- 1924 editor of Good Housekeeping
- Born: 3 May 1886 Notting Hill, England
- Died: 25 July 1981 (aged 95) Kensington, England

= Alice Head =

English journalist and businesswoman

Alice Maud Head (3 May 1886 – 25 July 1981) was an English journalist and businesswoman. She was said to be the highest paid woman when she was editing Good Housekeeping and being William Randolph Hearst's European head.

==Life==
Head was born to very strict parents in Notting Hill in 1886. She was educated at North London Collegiate School for Girls and her mother took her to get a job as a typist on the magazine Country Life. Employed to type, she was allowed to write short articles which fell in with her ambition to be a journalist. By the age of 22 George Riddell made her the editor of Woman at Home.

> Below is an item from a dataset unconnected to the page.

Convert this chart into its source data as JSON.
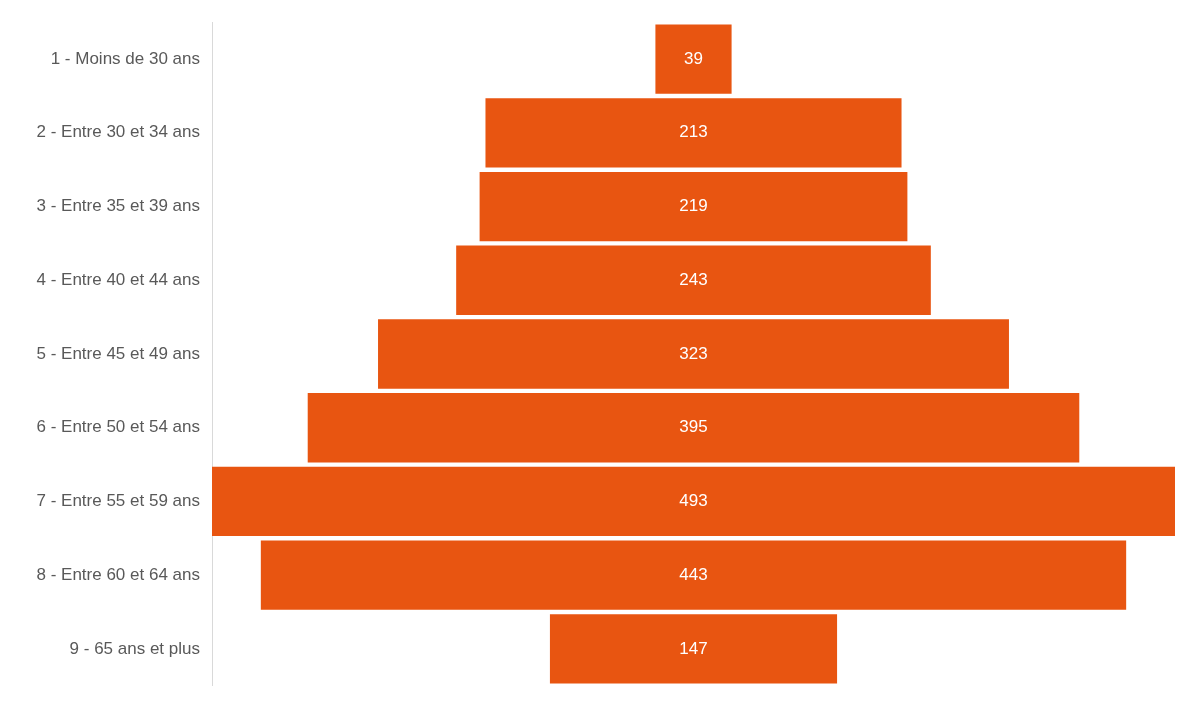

In 1917 she was offered a salary of £10 a week to become the editor of Nash's Magazine for William Randolph Hearst organisation.

Head was chosen to create a version of the American Good Housekeeping magazine for the British market. Head created a number of dummy issues before she felt it was ready. In 1923 she became the assistant editor of the magazine.

Head was thrust into notability when William Randolph Hearst decided to promote Head to be the managing director of Good Housekeeping. He had never met her. She was allegedly the highest paid woman in Europe. She would deputise for Hearst making decisions on his behalf about not just editing but also buying for him St Donat's Castle, expensive art objects and three giraffes for his zoo. Head remained in charge until 1939. In 1939 she wrote her autobiography It Could Never Have Happened.

By 1941 the Hearst empire had peaked and took a new job editing Homes and Gardens. The following year she was a director of Country Life magazine. These jobs took her to her retirement in 1949. Head died at her flat in Kensington in 1981.